Máfia. Espionagem. Guerra Fria… Estamos falando de algum filme do agente 007 – James Bond? Será mais um filme produzido no auge da Guerra Fria para exemplificar o poderio econômico e ideológico dos Estados Unidos?
“Os últimos soldados da Guerra Fria – A história dos agentes secretos infiltrados por Cuba em organizações de extrema direita nos EUA” (396 páginas, Companhia das Letras, 2011), sugestivo título do novo livro do jornalista Fernando Morais deixa entrever, ao leitor que passa os primeiros olhos na publicação, que se trata realmente do enredo de um filme hollywoodiano, desta fez com Cuba como cenário.
Certo? Errado. Há espionagem (e contra-espionagem), há o clima envolvendo a Guerra Fria (mas sem a participação da já extinta União Soviética), mas o sotaque agora é espanhol e acontece entre dois países separados apenas por 130 quilômetros: os EUA e Cuba. E mesmo assim, não são estadunidenses, stricto sensu, os protagonistas do livro: são cubanos (defensores do regime castrista em Cuba) e são cubanos exilados nos EUA – muitos naturalizados estadunidenses.
Em “A Ilha”, livro-reportagem escrito em 1977 (e que em 2001 e 2010 ganhou reedição pela Companhia das Letras), o autor faz um competente panorama sócio-político e cultural de Cuba, em uma época em que ainda predominava a Guerra Fria e a censura no Brasil a tudo que falasse ou lembrasse “comunismo”. Em todos esses livros – e em mais alguns que por motivos de espaço não foi possível exemplificar aqui – o autor delineia o que ficou conhecido como sua marca registrada: a ampla pesquisa com base em entrevistas, depoimentos, documentos, jornais, entre outras fontes que possibilitam a transformação de uma história apenas normal numa trama que ganha velocidade e interesse para quem lê.

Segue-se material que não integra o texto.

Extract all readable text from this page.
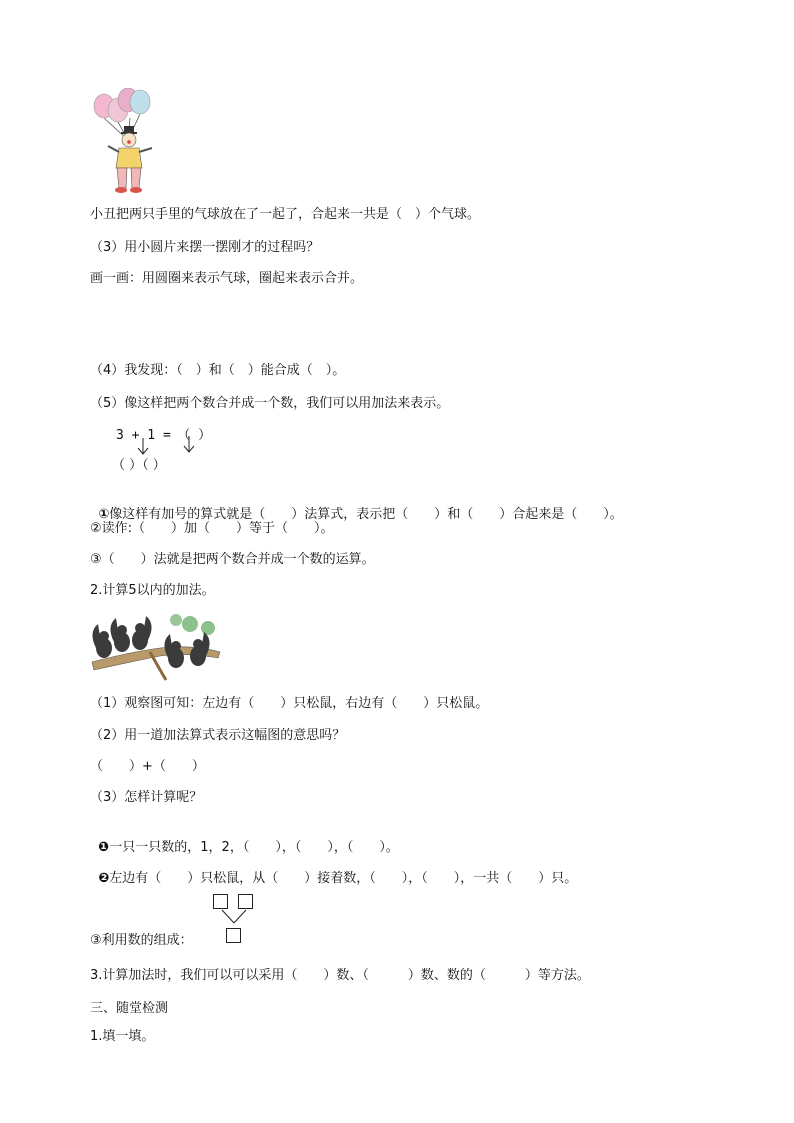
小丑把两只手里的气球放在了一起了，合起来一共是（　）个气球。
（3）用小圆片来摆一摆刚才的过程吗？
画一画：用圆圈来表示气球，圈起来表示合并。
（4）我发现：（　）和（　）能合成（　）。
（5）像这样把两个数合并成一个数，我们可以用加法来表示。
3 + 1 =　（ ）
（ ）（ ）

①像这样有加号的算式就是（　　）法算式，表示把（　　）和（　　）合起来是（　　）。

②读作:（　　）加（　　）等于（　　）。
③（　　）法就是把两个数合并成一个数的运算。
2.计算5以内的加法。
（1）观察图可知：左边有（　　）只松鼠，右边有（　　）只松鼠。
（2）用一道加法算式表示这幅图的意思吗？
（　　）+（　　）
（3）怎样计算呢？

❶一只一只数的，1，2，（　　），（　　），（　　）。

❷左边有（　　）只松鼠，从（　　）接着数，（　　），（　　），一共（　　）只。

③利用数的组成：
3.计算加法时，我们可以可以采用（　　）数、（　　　）数、数的（　　　）等方法。
三、随堂检测
1.填一填。
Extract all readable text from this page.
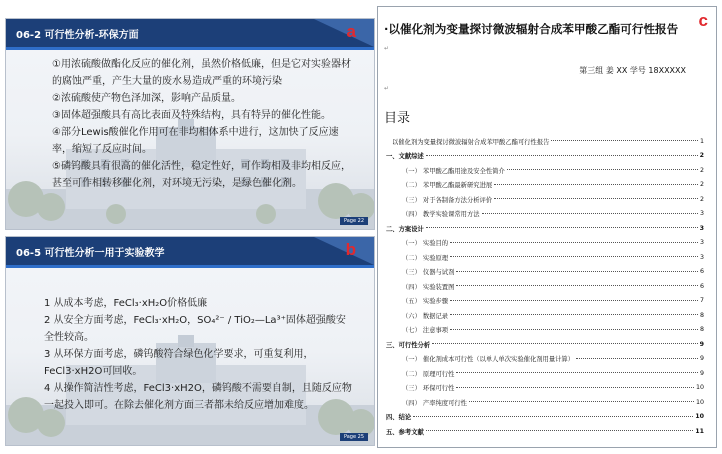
06-2 可行性分析-环保方面	a

①用浓硫酸做酯化反应的催化剂，虽然价格低廉，但是它对实验器材的腐蚀严重，产生大量的废水易造成严重的环境污染

②浓硫酸使产物色泽加深，影响产品质量。

③固体超强酸具有高比表面及特殊结构，具有特异的催化性能。

④部分Lewis酸催化作用可在非均相体系中进行，这加快了反应速率，缩短了反应时间。

⑤磷钨酸具有很高的催化活性，稳定性好，可作均相及非均相反应，甚至可作相转移催化剂，对环境无污染，是绿色催化剂。

Page 22
06-5 可行性分析一用于实验教学	b

1 从成本考虑，FeCl₃·xH₂O价格低廉

2 从安全方面考虑，FeCl₃·xH₂O，SO₄²⁻ / TiO₂—La³⁺固体超强酸安全性较高。

3 从环保方面考虑，磷钨酸符合绿色化学要求，可重复利用，FeCl3·xH2O可回收。

4 从操作简洁性考虑，FeCl3·xH2O，磷钨酸不需要自制，且随反应物一起投入即可。在除去催化剂方面三者都未给反应增加难度。

Page 25
c
·以催化剂为变量探讨微波辐射合成苯甲酸乙酯可行性报告
↵
第三组 姜 XX 学号 18XXXXX
↵
目录
以催化剂为变量探讨微波辐射合成苯甲酸乙酯可行性报告	1
一、文献综述	2
（一） 苯甲酸乙酯用途及安全性简介	2
（二） 苯甲酸乙酯最新研究进展	2
（三） 对于各制备方法分析评价	2
（四） 教学实验课常用方法	3
二、方案设计	3
（一） 实验目的	3
（二） 实验原理	3
（三） 仪器与试剂	6
（四） 实验装置图	6
（五） 实验步骤	7
（六） 数据记录	8
（七） 注意事项	8
三、可行性分析	9
（一） 催化剂成本可行性（以单人单次实验催化剂用量计算）	9
（二） 原理可行性	9
（三） 环保可行性	10
（四） 产率纯度可行性	10
四、结论	10
五、参考文献	11
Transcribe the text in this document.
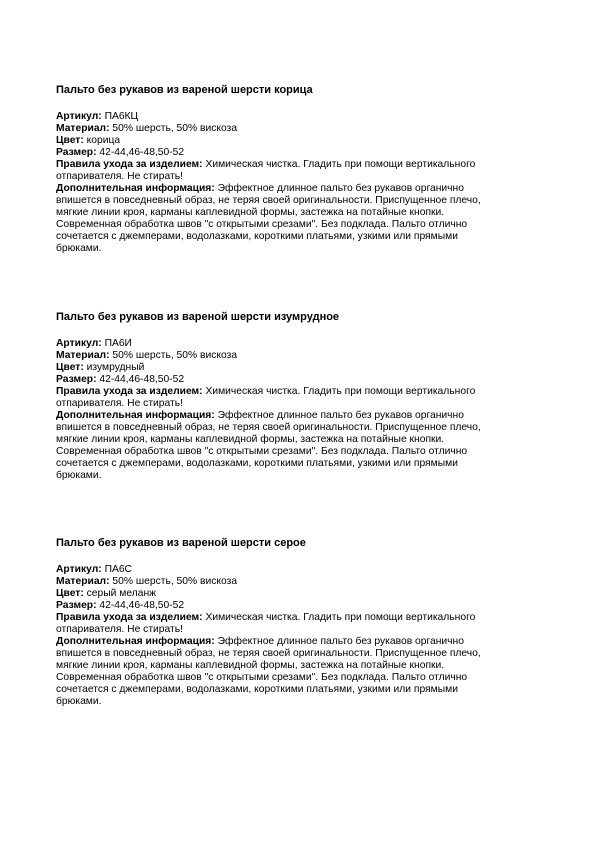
Пальто без рукавов из вареной шерсти корица

Артикул: ПА6КЦ

Материал: 50% шерсть, 50% вискоза

Цвет: корица

Размер: 42-44,46-48,50-52

Правила ухода за изделием: Химическая чистка. Гладить при помощи вертикального

отпаривателя. Не стирать!

Дополнительная информация: Эффектное длинное пальто без рукавов органично

впишется в повседневный образ, не теряя своей оригинальности. Приспущенное плечо,

мягкие линии кроя, карманы каплевидной формы, застежка на потайные кнопки.

Современная обработка швов "с открытыми срезами". Без подклада. Пальто отлично

сочетается с джемперами, водолазками, короткими платьями, узкими или прямыми

брюками.

Пальто без рукавов из вареной шерсти изумрудное

Артикул: ПА6И

Материал: 50% шерсть, 50% вискоза

Цвет: изумрудный

Размер: 42-44,46-48,50-52

Правила ухода за изделием: Химическая чистка. Гладить при помощи вертикального

отпаривателя. Не стирать!

Дополнительная информация: Эффектное длинное пальто без рукавов органично

впишется в повседневный образ, не теряя своей оригинальности. Приспущенное плечо,

мягкие линии кроя, карманы каплевидной формы, застежка на потайные кнопки.

Современная обработка швов "с открытыми срезами". Без подклада. Пальто отлично

сочетается с джемперами, водолазками, короткими платьями, узкими или прямыми

брюками.

Пальто без рукавов из вареной шерсти серое

Артикул: ПА6С

Материал: 50% шерсть, 50% вискоза

Цвет: серый меланж

Размер: 42-44,46-48,50-52

Правила ухода за изделием: Химическая чистка. Гладить при помощи вертикального

отпаривателя. Не стирать!

Дополнительная информация: Эффектное длинное пальто без рукавов органично

впишется в повседневный образ, не теряя своей оригинальности. Приспущенное плечо,

мягкие линии кроя, карманы каплевидной формы, застежка на потайные кнопки.

Современная обработка швов "с открытыми срезами". Без подклада. Пальто отлично

сочетается с джемперами, водолазками, короткими платьями, узкими или прямыми

брюками.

Talvez “Corações Sujos” seja o livro que mais se aproxima da temática explorada por Fernando Morais neste novo livro, justamente pela abordagem que faz do inusitado: no primeiro, uma máfia japonesa do interior paulista (quando seguindo uma regra clichê, sempre associamos máfia à Itália ou à Chicago dos anos 1930/40), e nesta recente obra, a máfia cubano-estadunidense e principalmente anti-castrista.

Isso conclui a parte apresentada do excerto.